Au large du Havre, le catamaran d’Olivier de Kersauson trace sa route contre le soleil couchant. Un mât aussi haut que ceux du « Sagres II » et une popularité tentaculaire.

Tapi au sein du peloton lors de la descente de Seine, celui que les marins indonésiens appellent « Super Sailor » laisse tout le monde loin derrière dès les premiers embruns. Question de standing.

Les bateaux gris filent…

La meute d’esquifs venue jusque sous le pont de Normandie à la rencontre des voiliers s’est évaporée. La mer est plate comme une journée sans Armada…

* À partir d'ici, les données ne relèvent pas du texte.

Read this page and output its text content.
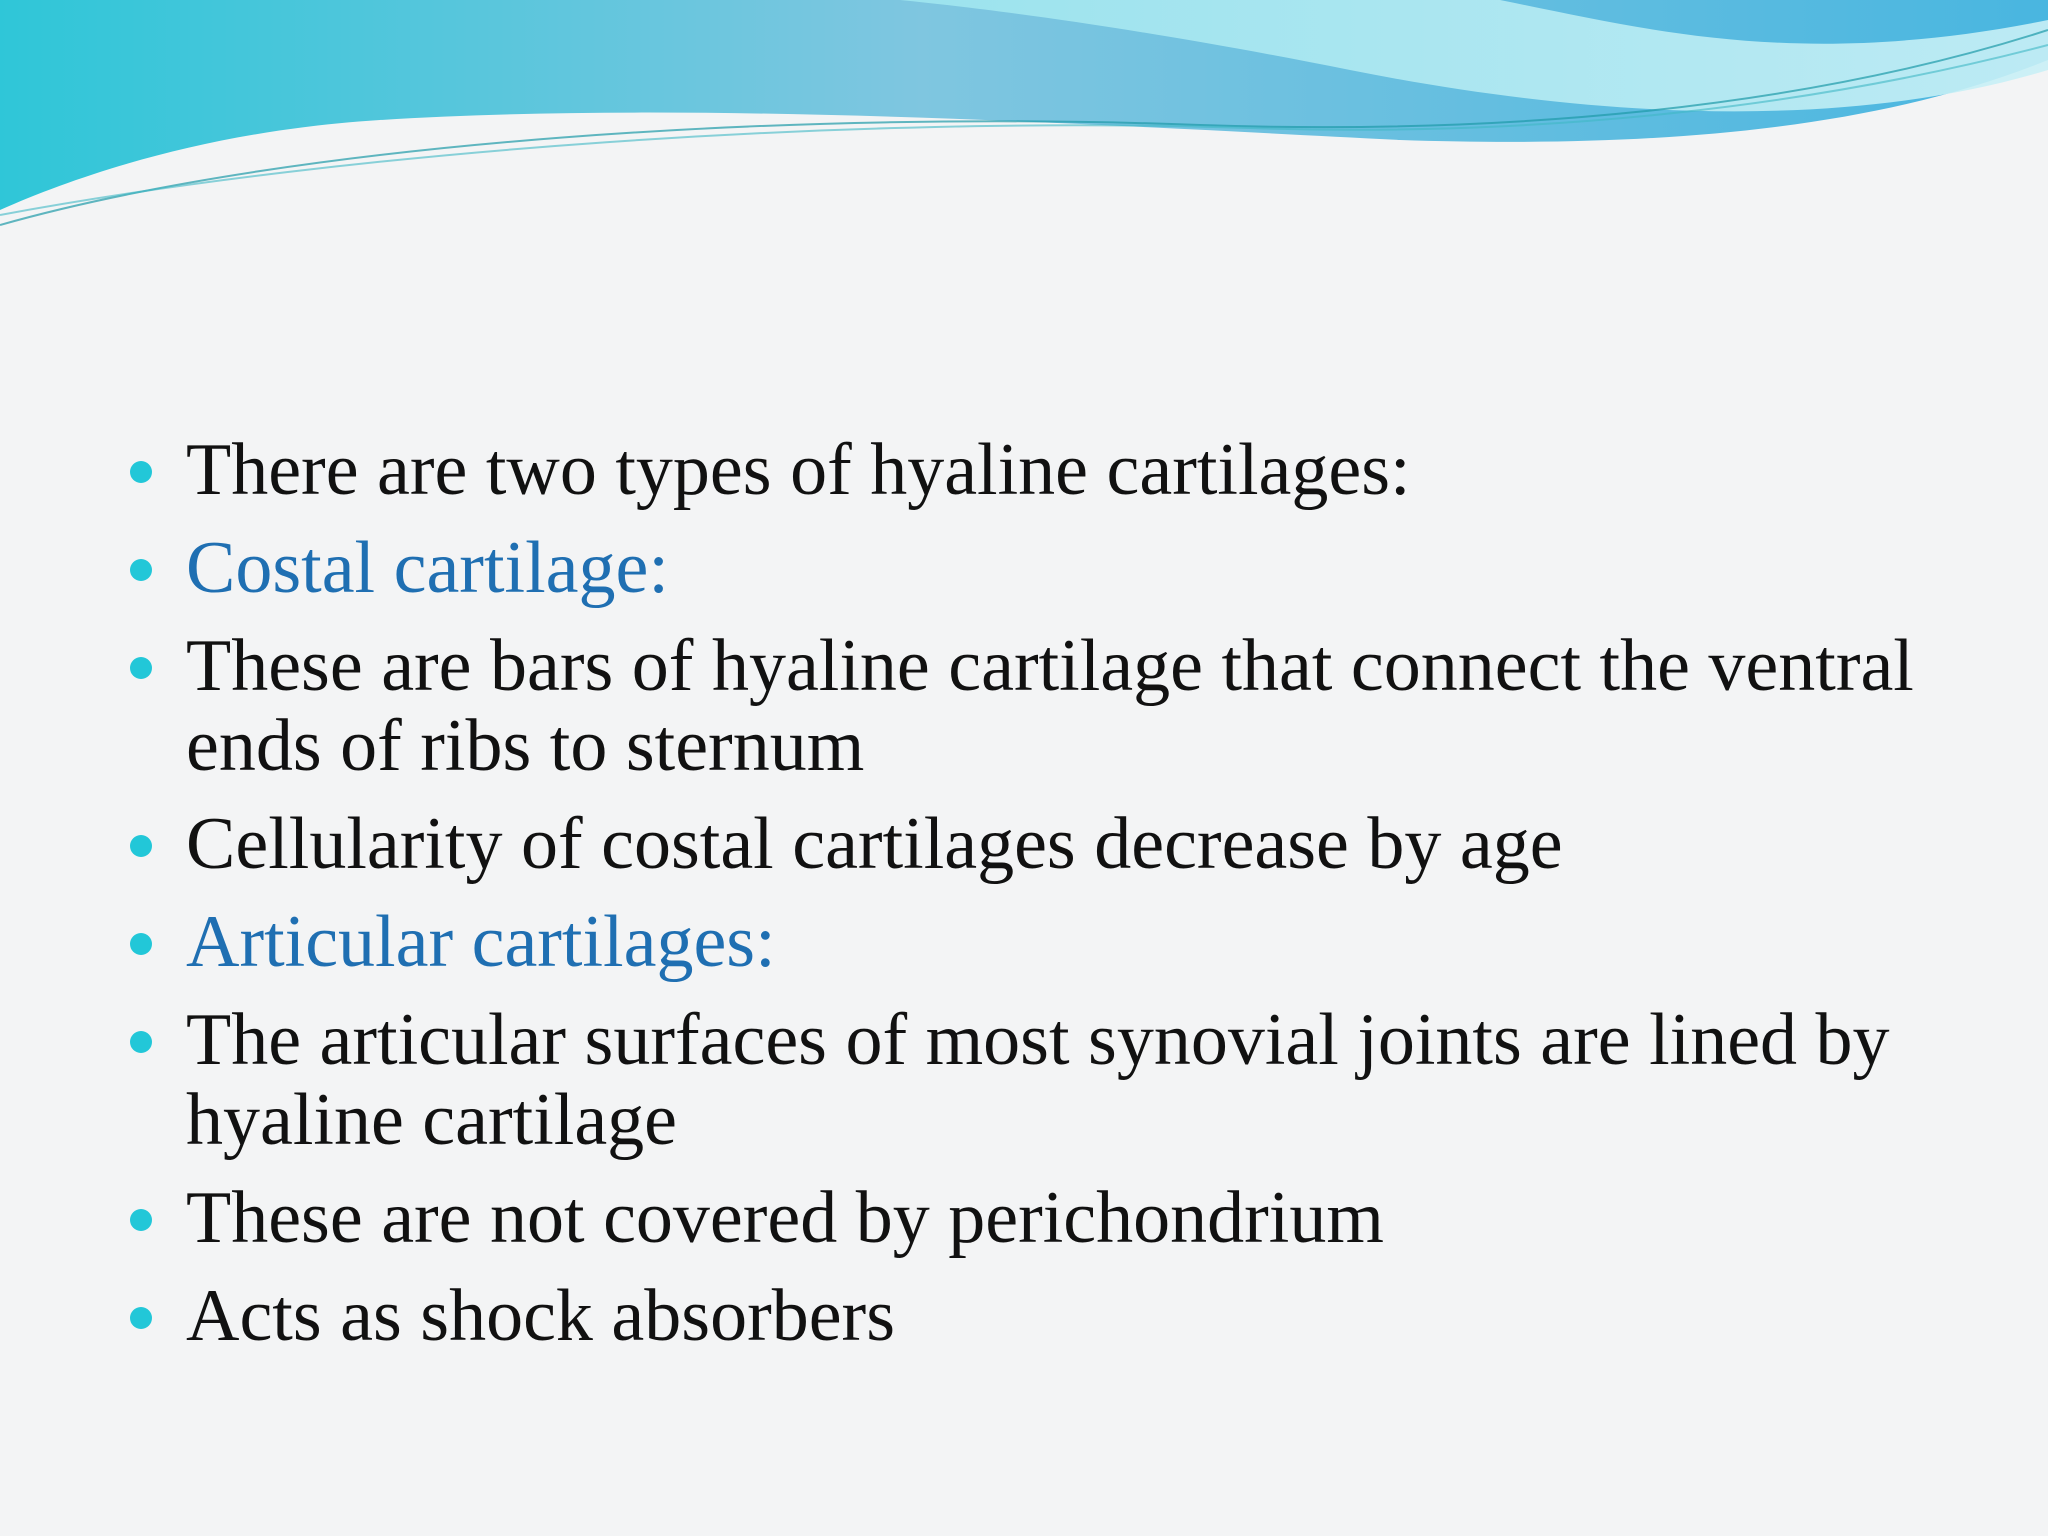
There are two types of hyaline cartilages:
Costal cartilage:
These are bars of hyaline cartilage that connect the ventral ends of ribs to sternum
Cellularity of costal cartilages decrease by age
Articular cartilages:
The articular surfaces of most synovial joints are lined by hyaline cartilage
These are not covered by perichondrium
Acts as shock absorbers
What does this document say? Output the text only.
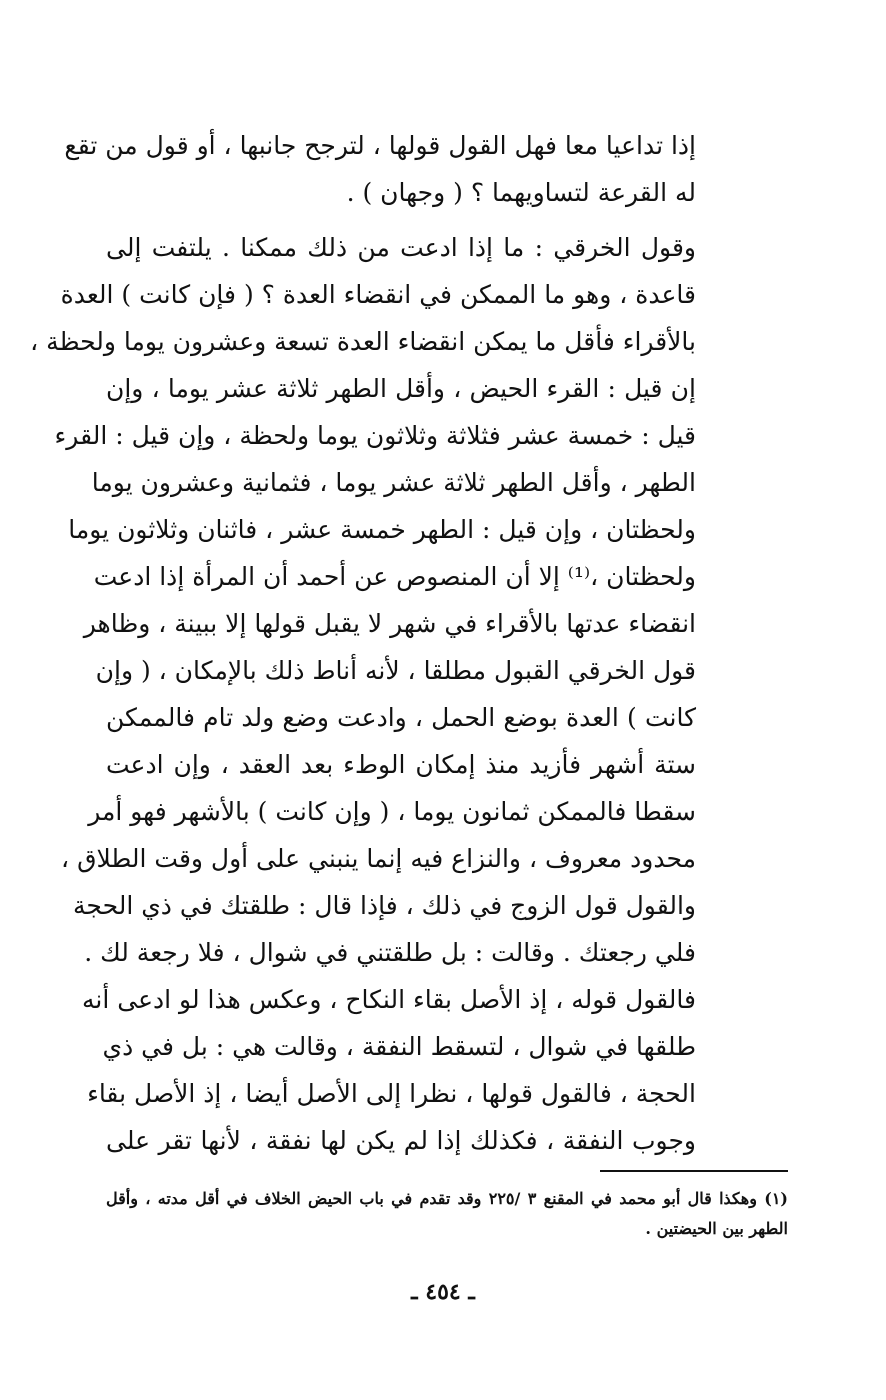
إذا تداعيا معا فهل القول قولها ، لترجح جانبها ، أو قول من تقع
له القرعة لتساويهما ؟ ( وجهان ) .
وقول الخرقي : ما إذا ادعت من ذلك ممكنا . يلتفت إلى
قاعدة ، وهو ما الممكن في انقضاء العدة ؟ ( فإن كانت ) العدة
بالأقراء فأقل ما يمكن انقضاء العدة تسعة وعشرون يوما ولحظة ،
إن قيل : القرء الحيض ، وأقل الطهر ثلاثة عشر يوما ، وإن
قيل : خمسة عشر فثلاثة وثلاثون يوما ولحظة ، وإن قيل : القرء
الطهر ، وأقل الطهر ثلاثة عشر يوما ، فثمانية وعشرون يوما
ولحظتان ، وإن قيل : الطهر خمسة عشر ، فاثنان وثلاثون يوما
ولحظتان ،⁽¹⁾ إلا أن المنصوص عن أحمد أن المرأة إذا ادعت
انقضاء عدتها بالأقراء في شهر لا يقبل قولها إلا ببينة ، وظاهر
قول الخرقي القبول مطلقا ، لأنه أناط ذلك بالإمكان ، ( وإن
كانت ) العدة بوضع الحمل ، وادعت وضع ولد تام فالممكن
ستة أشهر فأزيد منذ إمكان الوطء بعد العقد ، وإن ادعت
سقطا فالممكن ثمانون يوما ، ( وإن كانت ) بالأشهر فهو أمر
محدود معروف ، والنزاع فيه إنما ينبني على أول وقت الطلاق ،
والقول قول الزوج في ذلك ، فإذا قال : طلقتك في ذي الحجة
فلي رجعتك . وقالت : بل طلقتني في شوال ، فلا رجعة لك .
فالقول قوله ، إذ الأصل بقاء النكاح ، وعكس هذا لو ادعى أنه
طلقها في شوال ، لتسقط النفقة ، وقالت هي : بل في ذي
الحجة ، فالقول قولها ، نظرا إلى الأصل أيضا ، إذ الأصل بقاء
وجوب النفقة ، فكذلك إذا لم يكن لها نفقة ، لأنها تقر على
(١) وهكذا قال أبو محمد في المقنع ٣ /٢٢٥ وقد تقدم في باب الحيض الخلاف في أقل مدته ، وأقل
الطهر بين الحيضتين .
ـ ٤٥٤ ـ
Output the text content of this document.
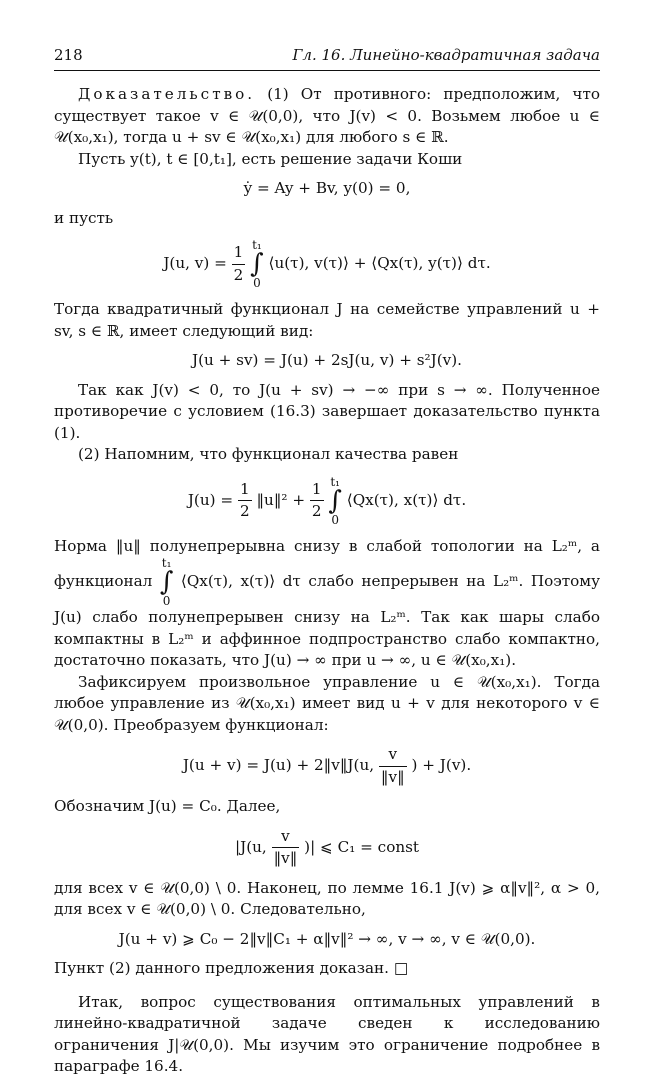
218	Гл. 16. Линейно-квадратичная задача

Доказательство. (1) От противного: предположим, что существует такое v ∈ 𝒰(0,0), что J(v) < 0. Возьмем любое u ∈ 𝒰(x₀,x₁), тогда u + sv ∈ 𝒰(x₀,x₁) для любого s ∈ ℝ.

Пусть y(t), t ∈ [0,t₁], есть решение задачи Коши

ẏ = Ay + Bv, y(0) = 0,

и пусть

J(u, $v) = \frac{1}{2} t_1$
∫
0 ⟨u(τ), v(τ)⟩ + ⟨Qx(τ), y(τ)⟩ dτ.

Тогда квадратичный функционал J на семействе управлений u + sv, s ∈ ℝ, имеет следующий вид:

J(u + sv) = J(u) + 2sJ(u, v) + s²J(v).

Так как J(v) < 0, то J(u + sv) → −∞ при s → ∞. Полученное противоречие с условием (16.3) завершает доказательство пункта (1).

(2) Напомним, что функционал качества равен

$J(u) = \frac{1}{2}$ ‖u‖² + $\frac{1}{2} t_1$
∫
0 ⟨Qx(τ), x(τ)⟩ dτ.

Норма ‖u‖ полунепрерывна снизу в слабой топологии на L₂ᵐ, а функционал t₁
∫
0 ⟨Qx(τ), x(τ)⟩ dτ слабо непрерывен на L₂ᵐ. Поэтому J(u) слабо полунепрерывен снизу на L₂ᵐ. Так как шары слабо компактны в L₂ᵐ и аффинное подпространство слабо компактно, достаточно показать, что J(u) → ∞ при u → ∞, u ∈ 𝒰(x₀,x₁).

Зафиксируем произвольное управление u ∈ 𝒰(x₀,x₁). Тогда любое управление из 𝒰(x₀,x₁) имеет вид u + v для некоторого v ∈ 𝒰(0,0). Преобразуем функционал:

J(u + v) = J(u) + 2‖v‖J(u, $\frac{v}{‖v‖}$ ) + J(v).

Обозначим J(u) = C₀. Далее,

|J(u, $\frac{v}{‖v‖}$ )| ⩽ C₁ = const

для всех v ∈ 𝒰(0,0) \ 0. Наконец, по лемме 16.1 J(v) ⩾ α‖v‖², α > 0, для всех v ∈ 𝒰(0,0) \ 0. Следовательно,

J(u + v) ⩾ C₀ − 2‖v‖C₁ + α‖v‖² → ∞, v → ∞, v ∈ 𝒰(0,0).

Пункт (2) данного предложения доказан. □

Итак, вопрос существования оптимальных управлений в линейно-квадратичной задаче сведен к исследованию ограничения J|𝒰(0,0). Мы изучим это ограничение подробнее в параграфе 16.4.
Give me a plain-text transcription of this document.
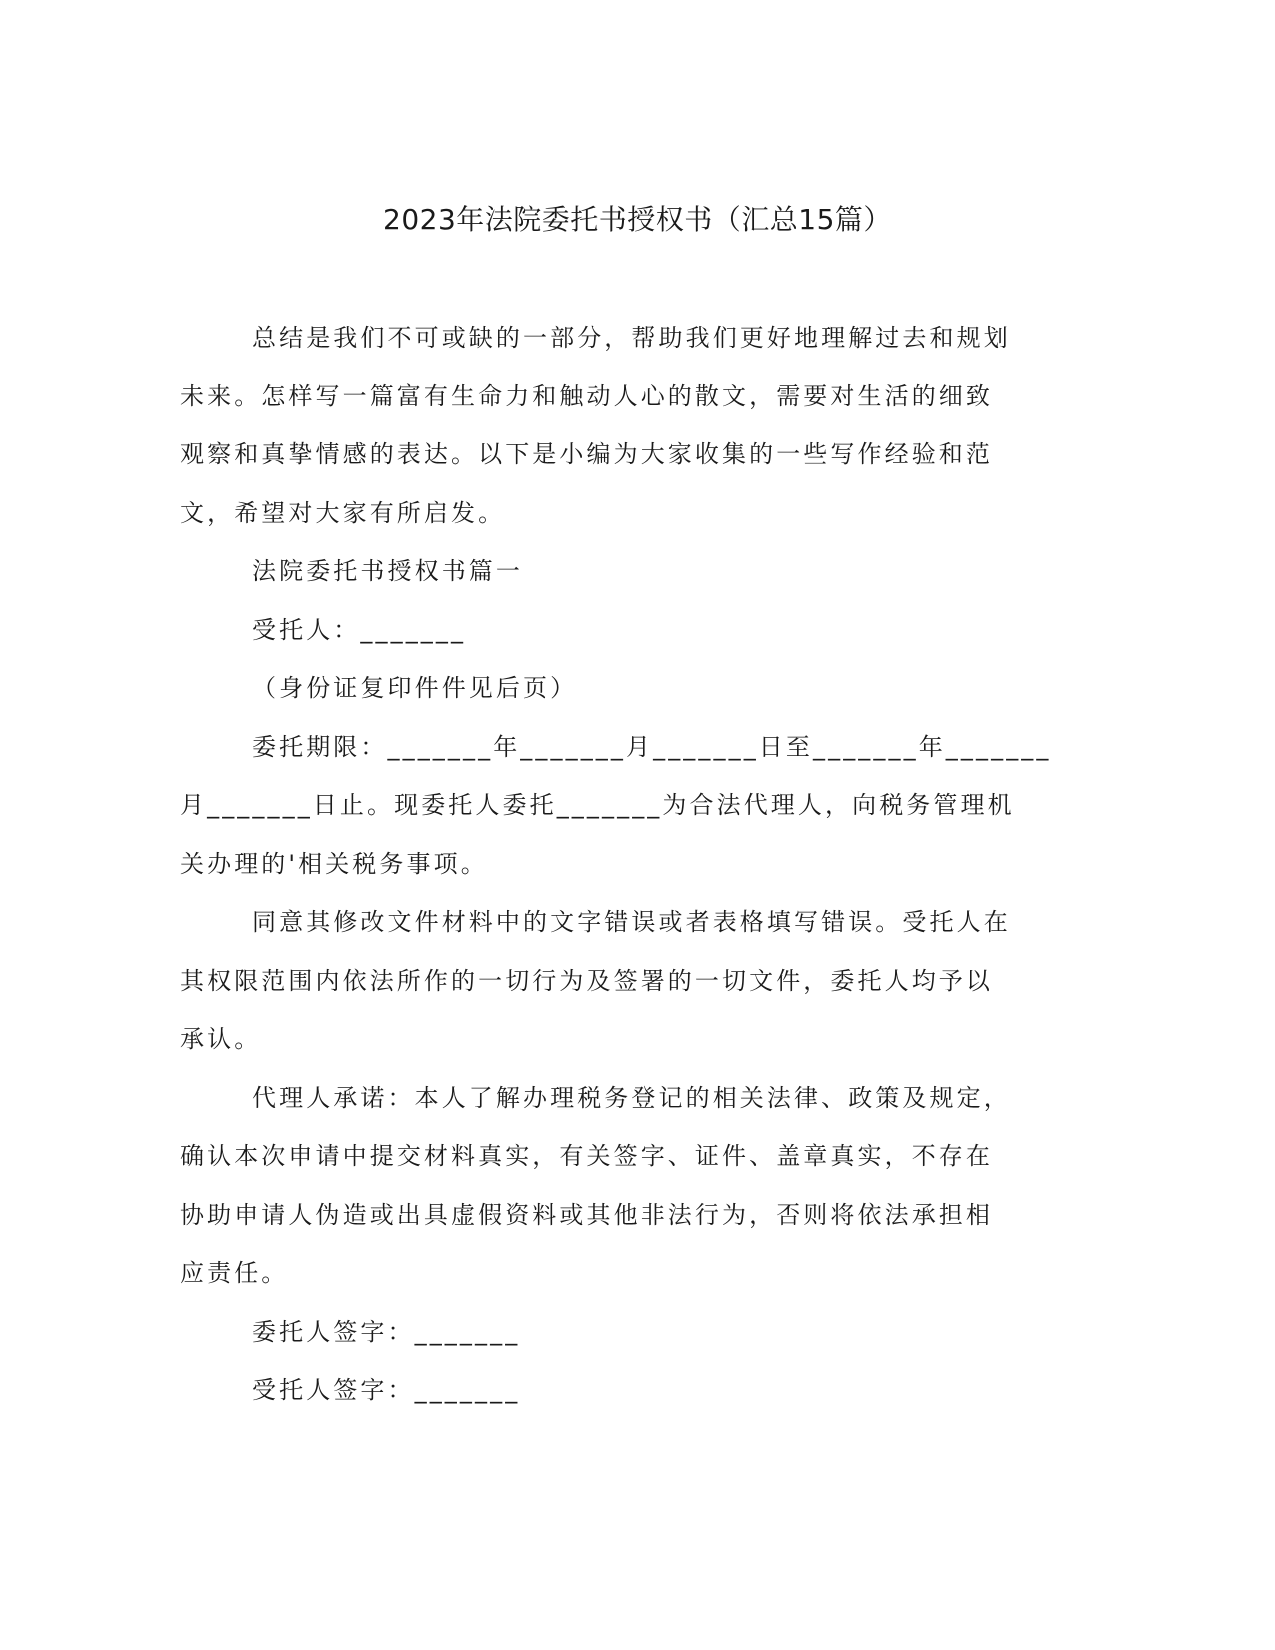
2023年法院委托书授权书（汇总15篇）
总结是我们不可或缺的一部分，帮助我们更好地理解过去和规划
未来。怎样写一篇富有生命力和触动人心的散文，需要对生活的细致
观察和真挚情感的表达。以下是小编为大家收集的一些写作经验和范
文，希望对大家有所启发。
法院委托书授权书篇一
受托人：_______
（身份证复印件件见后页）
委托期限：_______年_______月_______日至_______年_______
月_______日止。现委托人委托_______为合法代理人，向税务管理机
关办理的'相关税务事项。
同意其修改文件材料中的文字错误或者表格填写错误。受托人在
其权限范围内依法所作的一切行为及签署的一切文件，委托人均予以
承认。
代理人承诺：本人了解办理税务登记的相关法律、政策及规定，
确认本次申请中提交材料真实，有关签字、证件、盖章真实，不存在
协助申请人伪造或出具虚假资料或其他非法行为，否则将依法承担相
应责任。
委托人签字：_______
受托人签字：_______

Sur le « Sardinia Vera » de « Transmanche Ferries », exceptionnellement détourné de sa liaison Dieppe-Newhaven pour suivre la parade, les passagers scrutent l’horizon. Au centre de ces ronds dans l’eau, une interrogation : il s’en vont, c’est certain, mais vont-ils mettre les voiles ?

Les bateaux gris filent un à un, alors que les trois-mâts se détachent dans l’axe du chenal.

« Rien, pas de voiles ! ». Vissés aux jumelles, comme des vigies, c’est à qui annoncera le premier la bonne nouvelle. Mais elle tarde. Et l’espérance faiblit, malgré les accords festifs du Brass Band de Normandie.

Le « Sagres II » passe, la maquina à plein régime. Et la rumeur se répand comme une traînée de poudre sur les fûts des canons du « Grand Turk » : les vents sont contraires. La fête est bien terminée…

Seul le « Cuauhtemoc »


Pas tout à fait, car une clameur monte de bâbord : « En voilà un ! » Le « Cuauhtemoc » mexicain brave les sautes d’humeur d’Eole. Il sera le seul !

Restent les somptueuses images de la descente de Seine, si élégante façon de retarder la séparation. L’émouvant départ de Rouen au petit matin, puis la lente procession sous le soleil. Et cette foule qui fait la ola au passage de voiliers, et trouve la corne de brune en récompense.

Ce remerciement dans toutes les langues au passage de Canteleu. Cette marseillaise montant au détour d’une boucle du fleuve. Deux immenses rubans qui s’étirent sur les rives, et lâchent prise à la naissance de l’Estuaire.

Les embarcations de toutes sortes prennent vite le relais, la Seine ressemble à une autoroute aux heures de pointe.

La nostalgie du départ s’estompe alors à l’idée de naturelles retrouvailles : le public reprend la route, repu de sensations. Les marins reprennent la mer, rassasiés de marques d’affection.